Un panorama monumental : 1 400 m2 de peinture

Terni, marqué, voilé, le grand ensemble de toiles marouflées, composant à 360° un panorama monumental ornant le bas de la coupole, nécessitait une restauration délicate. Supervisée par Pierre-Antoine Gatier et Alix Laveau, restauratrice habilitée par la Direction des musées de France, avec une équipe d’une vingtaine de personnes, elle s’est déroulée de janvier à juillet 2018.

Lors de la préparation pour l’Exposition universelle de 1889 et en cette fin du 19e siècle, une place majeure était accordée aux grands décors peints et sculptés dans les nouveaux monuments et bâtiments. Henri Blondel fait appel aux artistes les plus demandés à l’époque pour ce type de commandes avec pour thème l’aventure du commerce et des échanges sur tous les continents, à la gloire d’une France triomphante, aux visions folkloristes et coloniales. Quatre artistes se répartissent la représentation du monde sous la direction du peintre Alexis-Joseph Mazerolle : Évariste Vital Luminais (les Amériques), Désiré François Laugée (la Russie, le Nord), Georges-Victor Clairin (l’Asie et l’Afrique), Hippolyte Lucas (l’Europe) ; Alexis-Joseph Mazerolle signe les allégories des quatre points cardinaux.

Restauration
Fermer © Tadao Ando Architect & Associates, Niney et Marca Architectes, agence Pierre-Antoine Gatier

« Un décor peint, tout porteur d’un message qu’il soit, ne se départ pas d’une fonction d’agrément. Celui de la Bourse de Commerce en appelle à la circularité du regard. L’œil glisse d’une composition à l’autre. Il se laisse séduire par des atmosphères et des tonalités, virevolte d’ambiances chaudes et lumineuses à d’autres plus ternes. Il est arrêté par la ligne horizontale d’une forte densité humaine avant de se hisser vers les cieux peints, prémisses du ciel réel derrière la verrière. Ce décor est exceptionnel par l’immensité de sa surface peinte. En revanche, le geste n’a rien d’étonnant : avoir recours aux peintres pour l’ornementation intérieure des édifices est un leitmotiv de l’art européen depuis plusieurs siècles. […] Talentueuse déclinaison des aspirations et des imaginaires, le décor peint de la Bourse de Commerce est une œuvre qui crée l’illusion. Il exprime un désir de recensement du monde que les Européens se sont plu à accomplir dans nombre de domaines. Les peintres y ont participé en entrouvrant leur toile à l’espace au-delà de l’horizon », précise Sarah Ligner, conservatrice du patrimoine au musée du quai Branly – Jacques Chirac.

« Avant restauration, les altérations abondaient : un encrassement général était très présent sur tout le décor sous forme d’un voile blanchâtre ; des chancis formaient une altération chromatique ; une fragilité mécanique de la couche picturale pouvait être observée sur de très larges zones usées ; des micro-lacunes créaient des tâches très visibles. Les soulèvements de la couche picturale, en revanche, restaient plus ponctuels. Enfin, les « fantômes » de la structure métallique de la coupole étaient très marqués. » raconte Pierre-Antoine Gatier. Alix Laveau et son équipe, perchée à près de 30 mètres au-dessus sur sol, au sommet de l’immense échafaudage qui a couvert pendant plusieurs mois la Rotonde du bâtiment, ont progressé avec talent et minutie au long des 1 400 m2 de cette composition.
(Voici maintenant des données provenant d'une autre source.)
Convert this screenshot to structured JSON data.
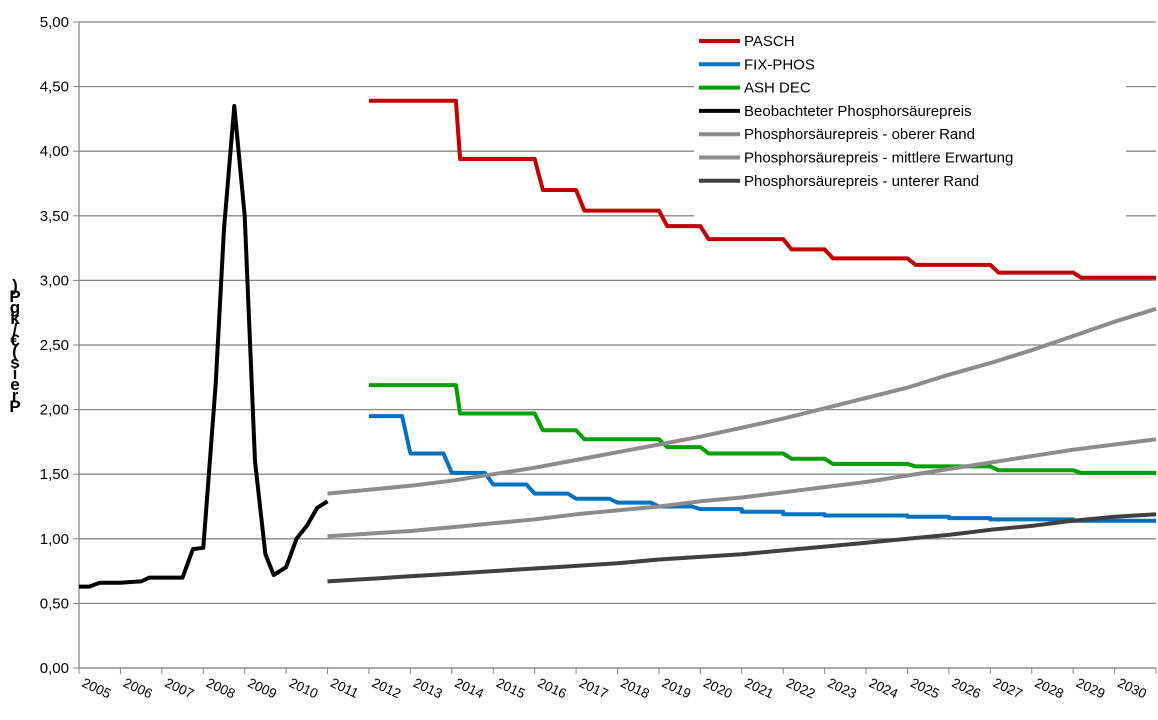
{
  "chart_data": {
    "type": "line",
    "title": "",
    "xlabel": "",
    "ylabel": "Preis (€/kg P)",
    "ylim": [
      0,
      5
    ],
    "yticks": [
      "0,00",
      "0,50",
      "1,00",
      "1,50",
      "2,00",
      "2,50",
      "3,00",
      "3,50",
      "4,00",
      "4,50",
      "5,00"
    ],
    "xlim": [
      2005,
      2031
    ],
    "xticks": [
      "2005",
      "2006",
      "2007",
      "2008",
      "2009",
      "2010",
      "2011",
      "2012",
      "2013",
      "2014",
      "2015",
      "2016",
      "2017",
      "2018",
      "2019",
      "2020",
      "2021",
      "2022",
      "2023",
      "2024",
      "2025",
      "2026",
      "2027",
      "2028",
      "2029",
      "2030"
    ],
    "grid": "horizontal",
    "legend_position": "top-right",
    "series": [
      {
        "name": "PASCH",
        "color": "#c00000",
        "points": [
          [
            2012,
            4.39
          ],
          [
            2014.1,
            4.39
          ],
          [
            2014.2,
            3.94
          ],
          [
            2016,
            3.94
          ],
          [
            2016.2,
            3.7
          ],
          [
            2017,
            3.7
          ],
          [
            2017.2,
            3.54
          ],
          [
            2019,
            3.54
          ],
          [
            2019.2,
            3.42
          ],
          [
            2020,
            3.42
          ],
          [
            2020.2,
            3.32
          ],
          [
            2022,
            3.32
          ],
          [
            2022.2,
            3.24
          ],
          [
            2023,
            3.24
          ],
          [
            2023.2,
            3.17
          ],
          [
            2025,
            3.17
          ],
          [
            2025.2,
            3.12
          ],
          [
            2027,
            3.12
          ],
          [
            2027.2,
            3.06
          ],
          [
            2029,
            3.06
          ],
          [
            2029.2,
            3.02
          ],
          [
            2031,
            3.02
          ]
        ]
      },
      {
        "name": "FIX-PHOS",
        "color": "#0070c0",
        "points": [
          [
            2012,
            1.95
          ],
          [
            2012.8,
            1.95
          ],
          [
            2013,
            1.66
          ],
          [
            2013.8,
            1.66
          ],
          [
            2014,
            1.51
          ],
          [
            2014.8,
            1.51
          ],
          [
            2015,
            1.42
          ],
          [
            2015.8,
            1.42
          ],
          [
            2016,
            1.35
          ],
          [
            2016.8,
            1.35
          ],
          [
            2017,
            1.31
          ],
          [
            2017.8,
            1.31
          ],
          [
            2018,
            1.28
          ],
          [
            2018.8,
            1.28
          ],
          [
            2019,
            1.25
          ],
          [
            2019.8,
            1.25
          ],
          [
            2020,
            1.23
          ],
          [
            2021,
            1.23
          ],
          [
            2021,
            1.21
          ],
          [
            2022,
            1.21
          ],
          [
            2022,
            1.19
          ],
          [
            2023,
            1.19
          ],
          [
            2023,
            1.18
          ],
          [
            2025,
            1.18
          ],
          [
            2025,
            1.17
          ],
          [
            2026,
            1.17
          ],
          [
            2026,
            1.16
          ],
          [
            2027,
            1.16
          ],
          [
            2027,
            1.15
          ],
          [
            2029,
            1.15
          ],
          [
            2029,
            1.14
          ],
          [
            2031,
            1.14
          ]
        ]
      },
      {
        "name": "ASH DEC",
        "color": "#00a000",
        "points": [
          [
            2012,
            2.19
          ],
          [
            2014.1,
            2.19
          ],
          [
            2014.2,
            1.97
          ],
          [
            2016,
            1.97
          ],
          [
            2016.2,
            1.84
          ],
          [
            2017,
            1.84
          ],
          [
            2017.2,
            1.77
          ],
          [
            2019,
            1.77
          ],
          [
            2019.2,
            1.71
          ],
          [
            2020,
            1.71
          ],
          [
            2020.2,
            1.66
          ],
          [
            2022,
            1.66
          ],
          [
            2022.2,
            1.62
          ],
          [
            2023,
            1.62
          ],
          [
            2023.2,
            1.58
          ],
          [
            2025,
            1.58
          ],
          [
            2025.2,
            1.56
          ],
          [
            2027,
            1.56
          ],
          [
            2027.2,
            1.53
          ],
          [
            2029,
            1.53
          ],
          [
            2029.2,
            1.51
          ],
          [
            2031,
            1.51
          ]
        ]
      },
      {
        "name": "Beobachteter Phosphorsäurepreis",
        "color": "#000000",
        "points": [
          [
            2005,
            0.63
          ],
          [
            2005.25,
            0.63
          ],
          [
            2005.5,
            0.66
          ],
          [
            2006,
            0.66
          ],
          [
            2006.5,
            0.67
          ],
          [
            2006.7,
            0.7
          ],
          [
            2007.5,
            0.7
          ],
          [
            2007.75,
            0.92
          ],
          [
            2008,
            0.93
          ],
          [
            2008.3,
            2.2
          ],
          [
            2008.5,
            3.4
          ],
          [
            2008.75,
            4.35
          ],
          [
            2009,
            3.5
          ],
          [
            2009.25,
            1.6
          ],
          [
            2009.5,
            0.88
          ],
          [
            2009.7,
            0.72
          ],
          [
            2010,
            0.78
          ],
          [
            2010.25,
            1.0
          ],
          [
            2010.5,
            1.1
          ],
          [
            2010.75,
            1.24
          ],
          [
            2011,
            1.29
          ]
        ]
      },
      {
        "name": "Phosphorsäurepreis - oberer Rand",
        "color": "#8c8c8c",
        "points": [
          [
            2011,
            1.35
          ],
          [
            2012,
            1.38
          ],
          [
            2013,
            1.41
          ],
          [
            2014,
            1.45
          ],
          [
            2015,
            1.5
          ],
          [
            2016,
            1.55
          ],
          [
            2017,
            1.61
          ],
          [
            2018,
            1.67
          ],
          [
            2019,
            1.73
          ],
          [
            2020,
            1.79
          ],
          [
            2021,
            1.86
          ],
          [
            2022,
            1.93
          ],
          [
            2023,
            2.01
          ],
          [
            2024,
            2.09
          ],
          [
            2025,
            2.17
          ],
          [
            2026,
            2.27
          ],
          [
            2027,
            2.36
          ],
          [
            2028,
            2.46
          ],
          [
            2029,
            2.57
          ],
          [
            2030,
            2.68
          ],
          [
            2031,
            2.78
          ]
        ]
      },
      {
        "name": "Phosphorsäurepreis - mittlere Erwartung",
        "color": "#8c8c8c",
        "points": [
          [
            2011,
            1.02
          ],
          [
            2012,
            1.04
          ],
          [
            2013,
            1.06
          ],
          [
            2014,
            1.09
          ],
          [
            2015,
            1.12
          ],
          [
            2016,
            1.15
          ],
          [
            2017,
            1.19
          ],
          [
            2018,
            1.22
          ],
          [
            2019,
            1.25
          ],
          [
            2020,
            1.29
          ],
          [
            2021,
            1.32
          ],
          [
            2022,
            1.36
          ],
          [
            2023,
            1.4
          ],
          [
            2024,
            1.44
          ],
          [
            2025,
            1.49
          ],
          [
            2026,
            1.54
          ],
          [
            2027,
            1.59
          ],
          [
            2028,
            1.64
          ],
          [
            2029,
            1.69
          ],
          [
            2030,
            1.73
          ],
          [
            2031,
            1.77
          ]
        ]
      },
      {
        "name": "Phosphorsäurepreis - unterer Rand",
        "color": "#404040",
        "points": [
          [
            2011,
            0.67
          ],
          [
            2012,
            0.69
          ],
          [
            2013,
            0.71
          ],
          [
            2014,
            0.73
          ],
          [
            2015,
            0.75
          ],
          [
            2016,
            0.77
          ],
          [
            2017,
            0.79
          ],
          [
            2018,
            0.81
          ],
          [
            2019,
            0.84
          ],
          [
            2020,
            0.86
          ],
          [
            2021,
            0.88
          ],
          [
            2022,
            0.91
          ],
          [
            2023,
            0.94
          ],
          [
            2024,
            0.97
          ],
          [
            2025,
            1.0
          ],
          [
            2026,
            1.03
          ],
          [
            2027,
            1.07
          ],
          [
            2028,
            1.1
          ],
          [
            2029,
            1.14
          ],
          [
            2030,
            1.17
          ],
          [
            2031,
            1.19
          ]
        ]
      }
    ]
  }
}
« J’ai été impressionnée par l’ampleur du décor : 10 mètres de haut pour 140 mètres de long, soit 1 400 m2 de toiles. Ça n’en finissait plus ! » Alix Laveau

Menée en trois ans, en même temps que le chantier de transformation du bâtiment en un musée tout entier consacré à la présentation d’œuvres contemporaine, cette restauration magistrale aura mobilisé tous les corps de métiers, toutes les expertises et savoir-faire – restauratrices de peinture, maçons, ingénieurs, doreurs, cordistes, couvreurs, tailleurs de pierre, menuisiers… –  pour restituer au public toutes les beautés de l’un des bâtiments les plus emblématiques de Paris.